Literary scholars Cristina Pividori, Wyatt Bonikowski and Steve Pinkerton all seek to challenge the negative reception of the psychological tools in the novel. Bonikowski dissects the novel in light of the discussion of World War I proposed by Freud in Thoughts for the Times on War and Death and Beyond the Pleasure Principle and says that Freud and West came to similar conclusions on the effect of war on the human ego: that war shatter's the defence mechanisms which the ego has created to defend itself. Pividori argues that West has a more complex understanding of the human psyche than Freud does. Pividori argues that West doesn't believe that the soldier must relive the trauma to reconcile it within himself as Freud argues. In West's assessment of the situation, the soldier's desire to survive leads him to a search for love and life so that he may communicate the atrocities which he has witnessed. Pinkerton argues that the end of The Return of the Soldier points to Margaret as a character and individual who is extremely adept in analysing and in tune with Chris and that the actual event is plausible within current psychoanalytic theory. Pinkerton even goes so far as to suggest that the very nature of the trauma and kind of cure necessary to resolve Chris's trauma means that "The scene of Chris's cure, then cannot be written" because the resolution is simply unable to be described effectively.

==Critical reception==

In May 1918, Lawrence Gilman reviewed The Return of the Soldier in the North American Review as "The Book of the Month". Amid his commentary on the elusiveness of any information about West from her or her publisher, Lawrence gave the book praise calling it "an authentic masterpiece, a one-act drama of [war] with music". In his review, he praised her language and ability to provide realist level detail. Additionally, he applauded West for treating a romantic subject without becoming sentimental.

Later literary critics neglected The Return of the Soldier until the end of the twentieth century and the beginning of the twenty-first. Earlier criticism was characterised by a negative response, often dismissing the novel on grounds of amateurishness of execution in both its style and use of thematic tools such as its use of Freudian psychoanalysis.
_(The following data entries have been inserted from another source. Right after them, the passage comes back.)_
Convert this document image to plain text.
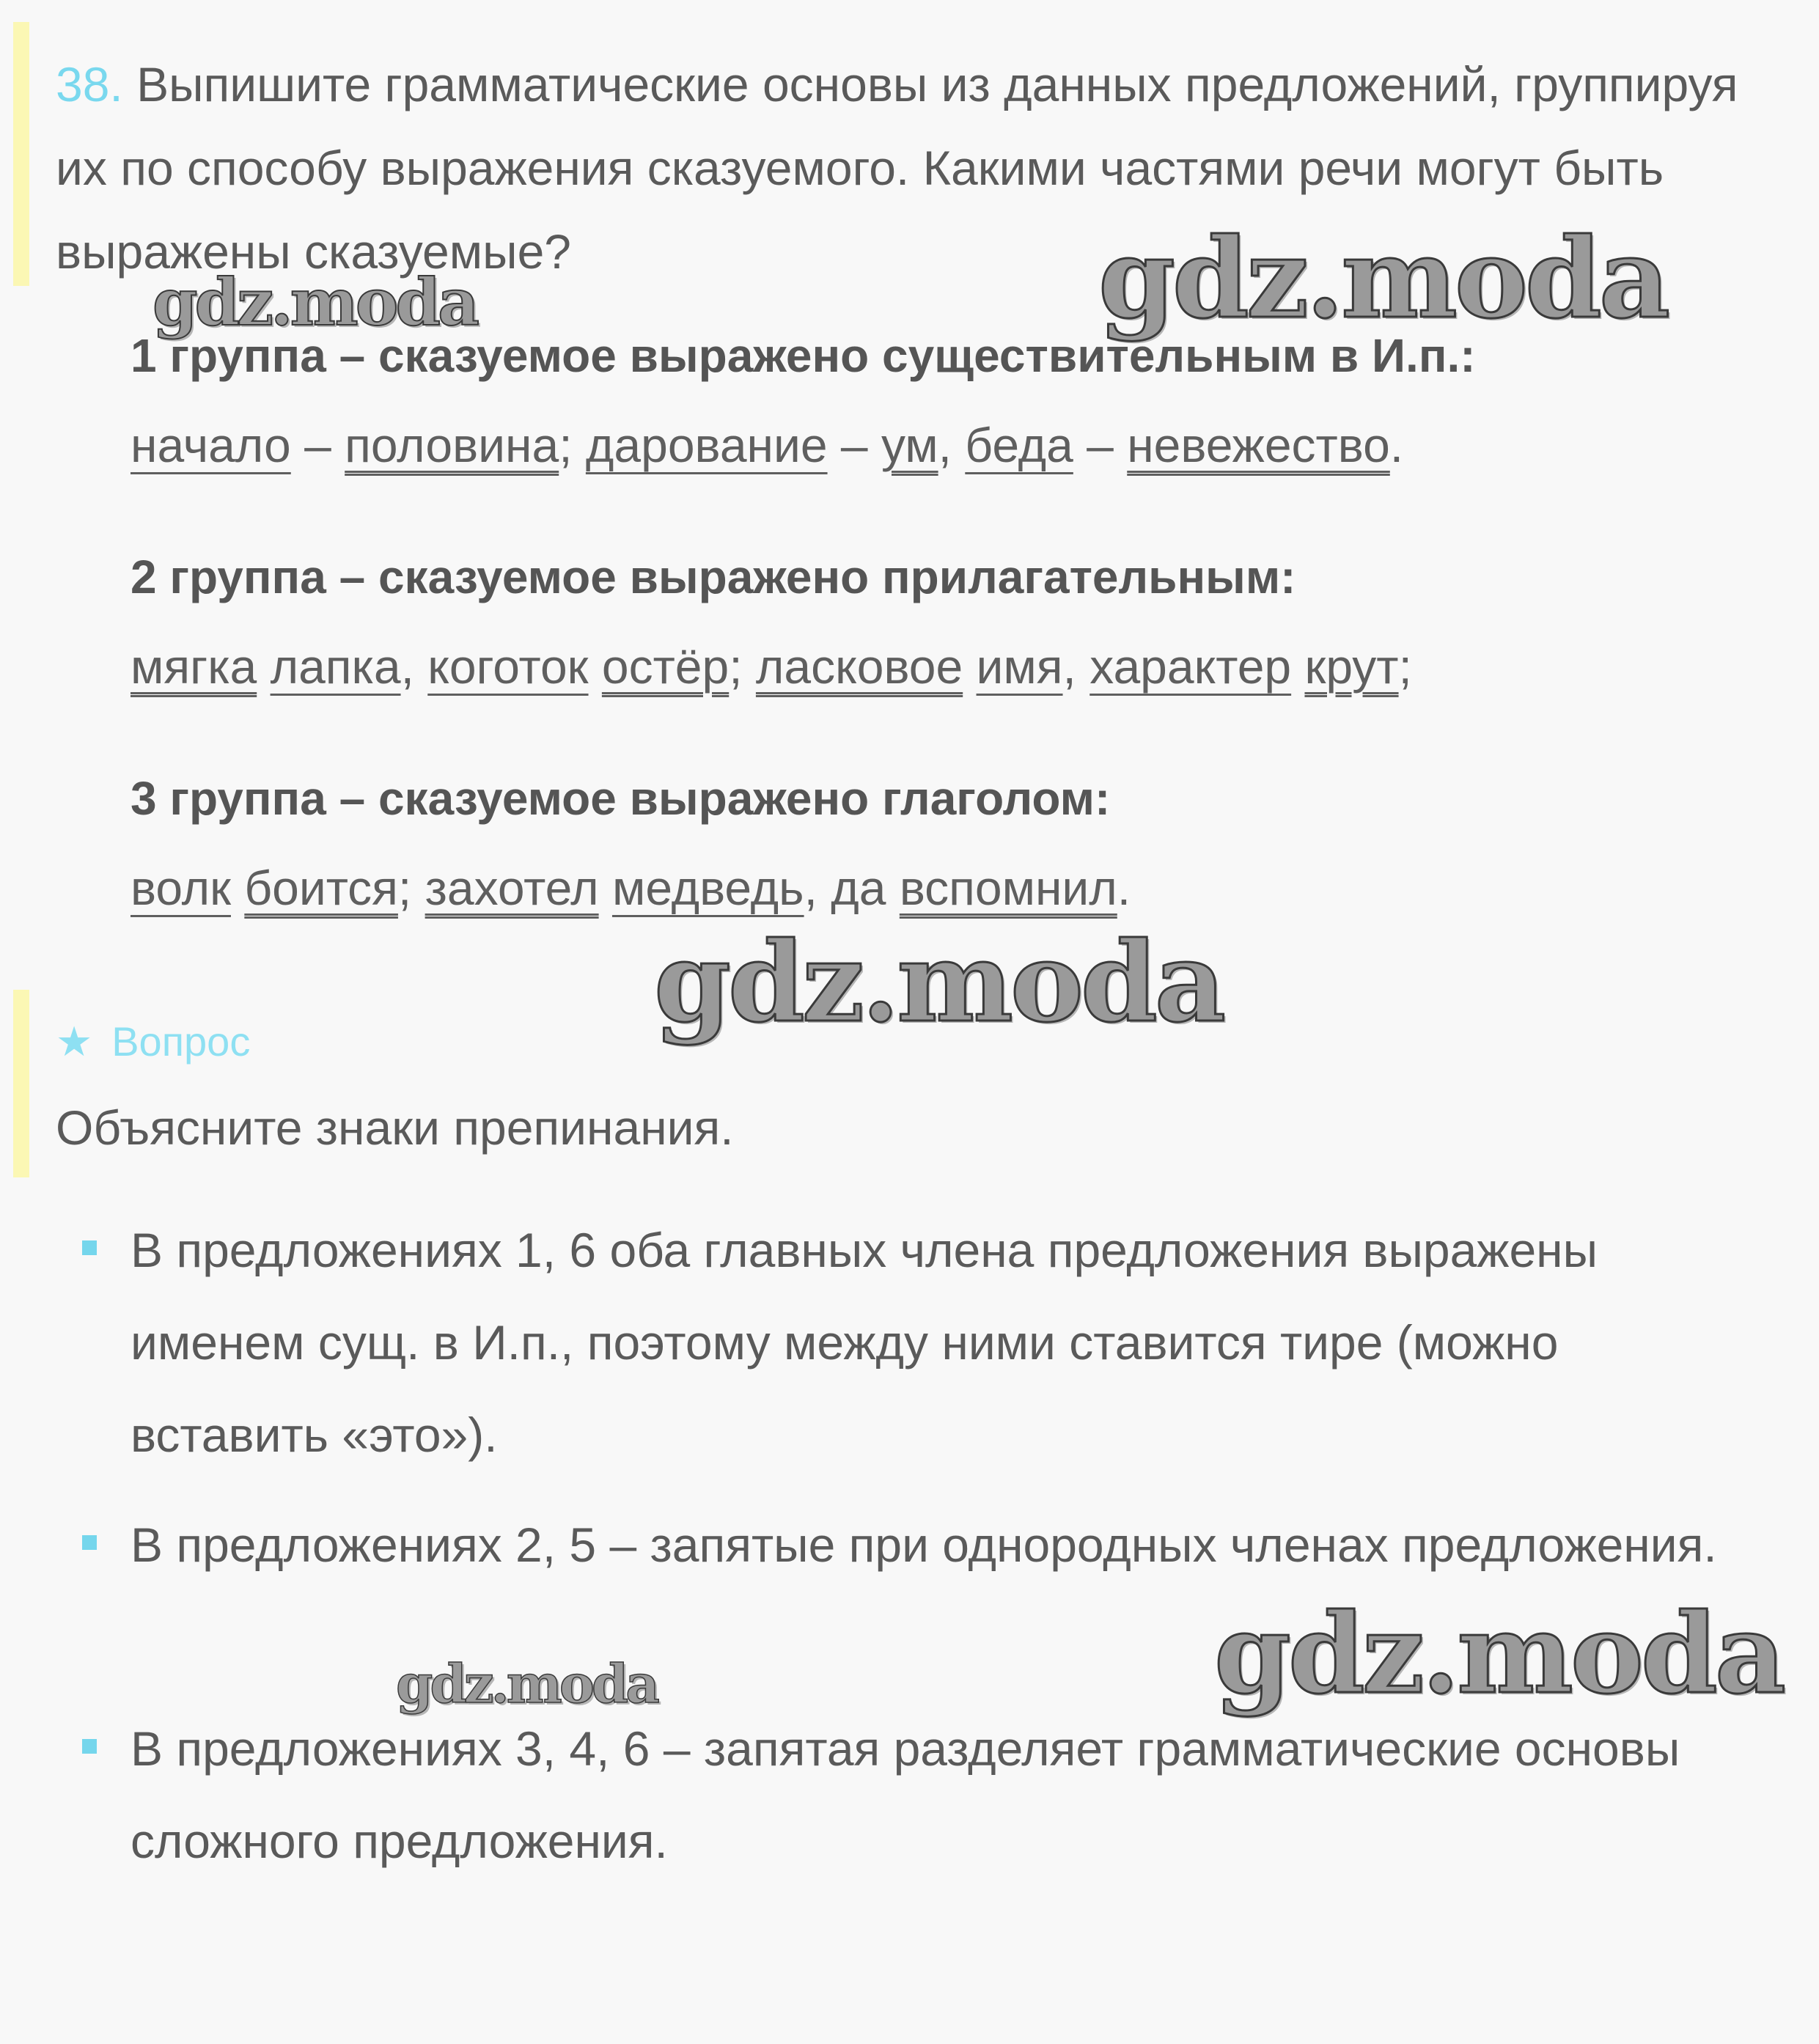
38. Выпишите грамматические основы из данных предложений, группируя их по способу выражения сказуемого. Какими частями речи могут быть выражены сказуемые?

1 группа – сказуемое выражено существительным в И.п.:

начало – половина; дарование – ум, беда – невежество.

2 группа – сказуемое выражено прилагательным:

мягка лапка, коготок остёр; ласковое имя, характер крут;

3 группа – сказуемое выражено глаголом:

волк боится; захотел медведь, да вспомнил.

★ Вопрос
Объясните знаки препинания.
В предложениях 1, 6 оба главных члена предложения выражены именем сущ. в И.п., поэтому между ними ставится тире (можно вставить «это»).
В предложениях 2, 5 – запятые при однородных членах предложения.
В предложениях 3, 4, 6 – запятая разделяет грамматические основы сложного предложения.
gdz.moda	gdz.moda
gdz.moda
gdz.moda
gdz.moda
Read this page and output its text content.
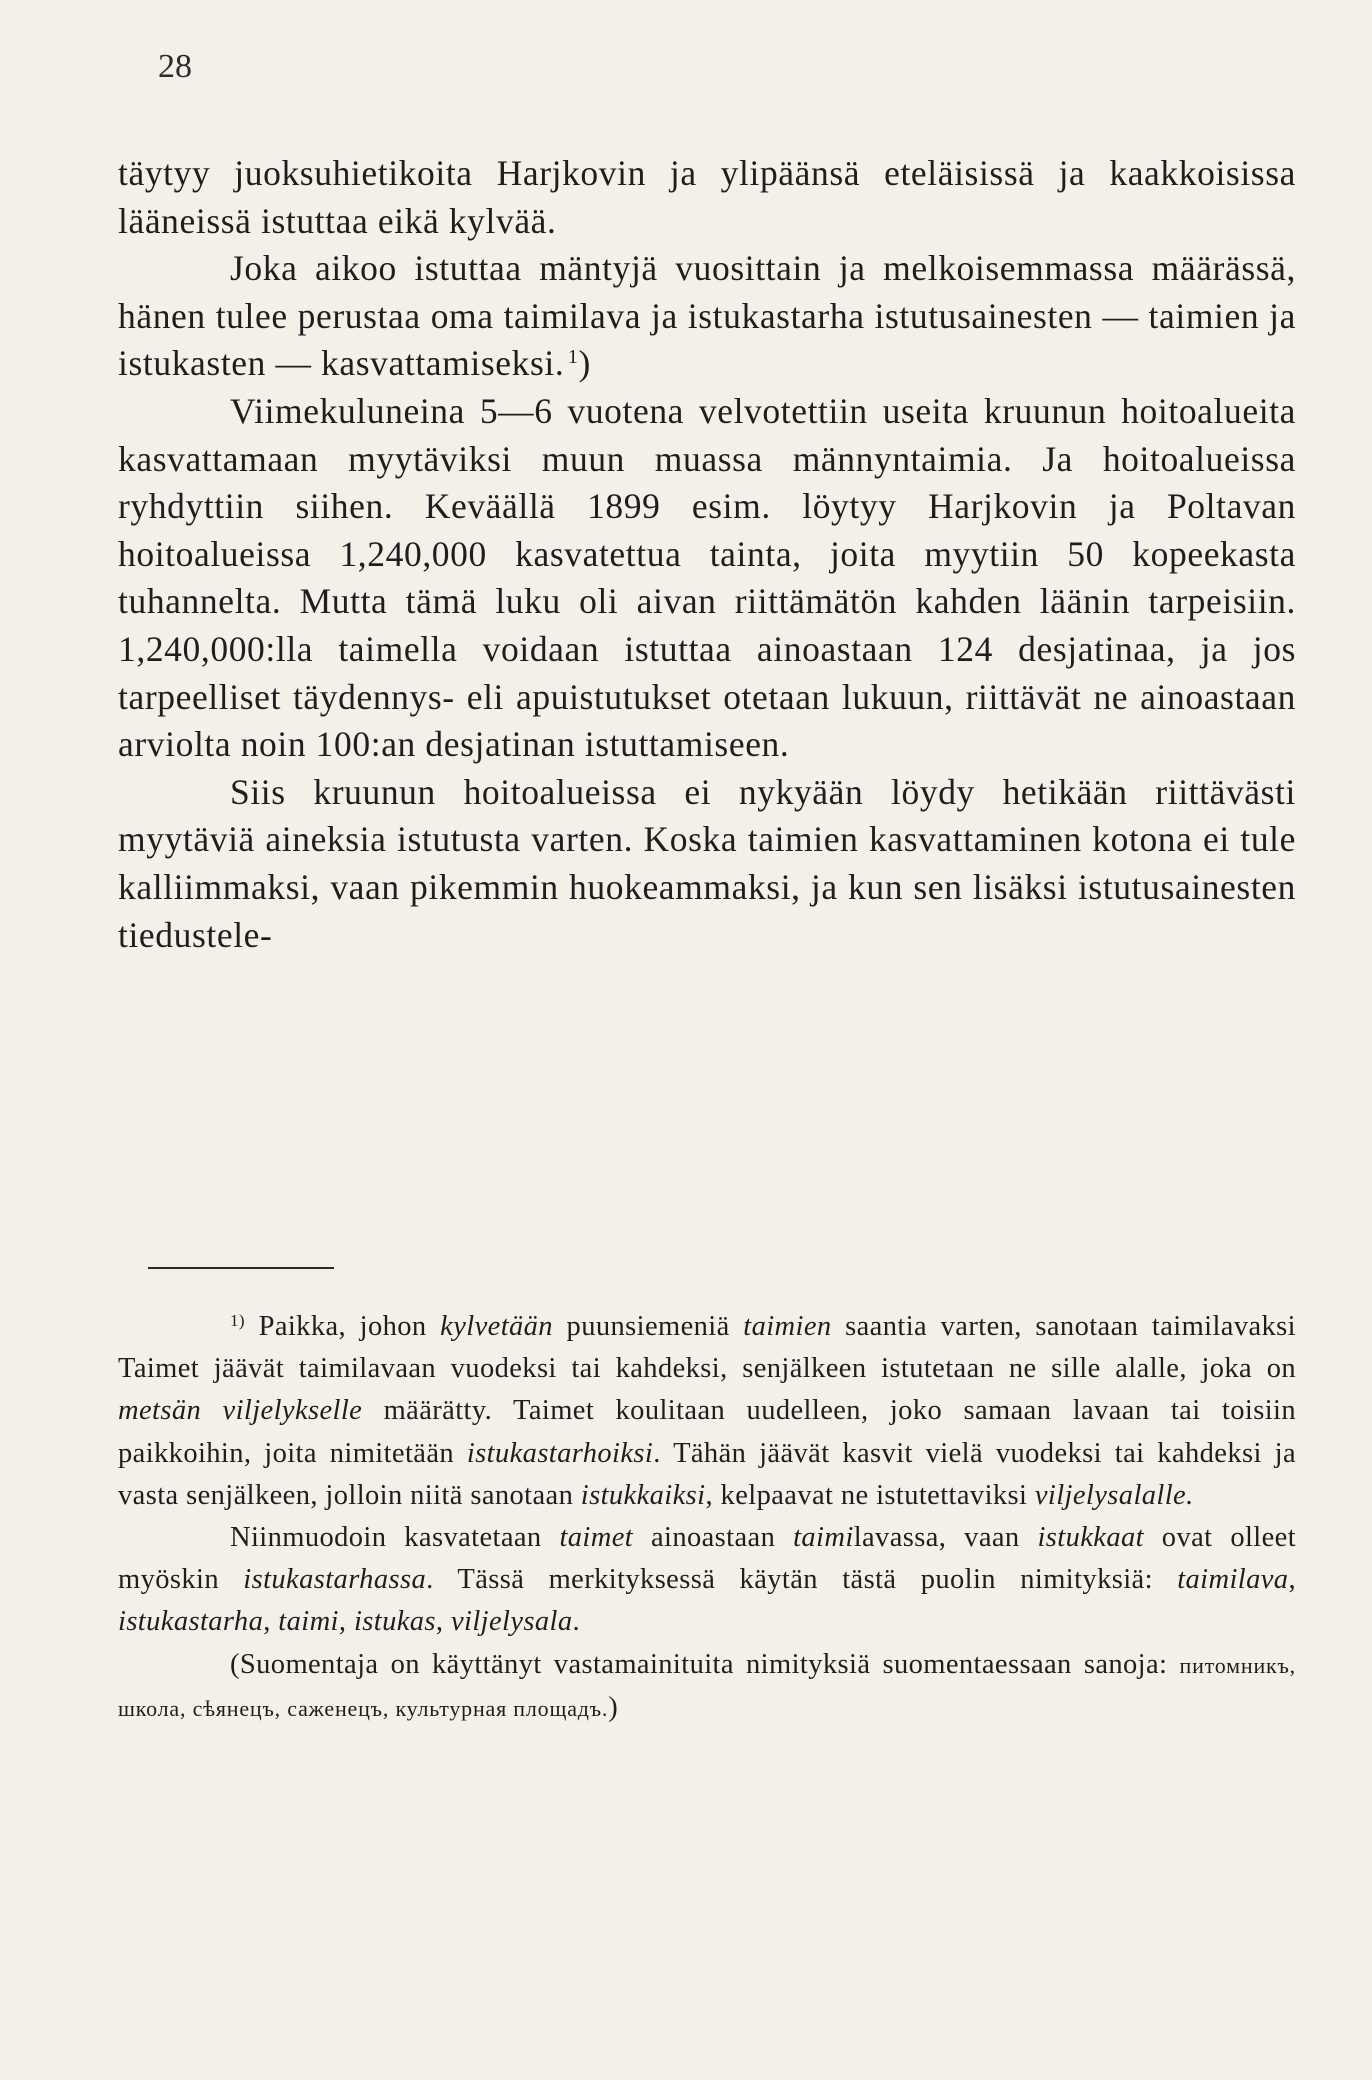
28

täytyy juoksuhietikoita Harjkovin ja ylipäänsä eteläisissä ja kaakkoisissa lääneissä istuttaa eikä kylvää.

Joka aikoo istuttaa mäntyjä vuosittain ja melkoisemmassa määrässä, hänen tulee perustaa oma taimilava ja istukastarha istutusainesten — taimien ja istukasten — kasvattamiseksi.  $^1$)

Viimekuluneina 5—6 vuotena velvotettiin useita kruunun hoitoalueita kasvattamaan myytäviksi muun muassa männyntaimia. Ja hoitoalueissa ryhdyttiin siihen. Keväällä 1899 esim. löytyy Harjkovin ja Poltavan hoitoalueissa 1,240,000 kasvatettua tainta, joita myytiin 50 kopeekasta tuhannelta. Mutta tämä luku oli aivan riittämätön kahden läänin tarpeisiin. 1,240,000:lla taimella voidaan istuttaa ainoastaan 124 desjatinaa, ja jos tarpeelliset täydennys- eli apuistutukset otetaan lukuun, riittävät ne ainoastaan arviolta noin 100:an desjatinan istuttamiseen.

Siis kruunun hoitoalueissa ei nykyään löydy hetikään riittävästi myytäviä aineksia istutusta varten. Koska taimien kasvattaminen kotona ei tule kalliimmaksi, vaan pikemmin huokeammaksi, ja kun sen lisäksi istutusainesten tiedustele-

$^{1)}$ Paikka, johon kylvetään puunsiemeniä taimien saantia varten, sanotaan taimilavaksi Taimet jäävät taimilavaan vuodeksi tai kahdeksi, senjälkeen istutetaan ne sille alalle, joka on metsän viljelykselle määrätty. Taimet koulitaan uudelleen, joko samaan lavaan tai toisiin paikkoihin, joita nimitetään istukastarhoiksi. Tähän jäävät kasvit vielä vuodeksi tai kahdeksi ja vasta senjälkeen, jolloin niitä sanotaan istukkaiksi, kelpaavat ne istutettaviksi viljelysalalle.

Niinmuodoin kasvatetaan taimet ainoastaan taimilavassa, vaan istukkaat ovat olleet myöskin istukastarhassa. Tässä merkityksessä käytän tästä puolin nimityksiä: taimilava, istukastarha, taimi, istukas, viljelysala.

(Suomentaja on käyttänyt vastamainituita nimityksiä suomentaessaan sanoja: питомникъ, школа, сѣянецъ, саженецъ, культурная площадъ.)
The more recent critics have focused on the complexity of the novel, its expressing multiple themes, including feminist issues, the role of women in patriarchal society, war and trauma, and masculinity and war.

==Film, TV or theatrical adaptations==

In 1928 it was adapted by the writer John Van Druten into a play of the same title which ran for 46 performances at the Playhouse Theatre in London's West End.

The novel was made into a 1982 film starring Alan Bates as Baldry and co-starring Julie Christie, Ian Holm, Glenda Jackson, and Ann-Margret.

In 2014 a musical adaptation premiered in London, with a book by Tim Sanders and composer by Charles Miller; it subsequently had runs in Manchester and Ipswich 4 years later.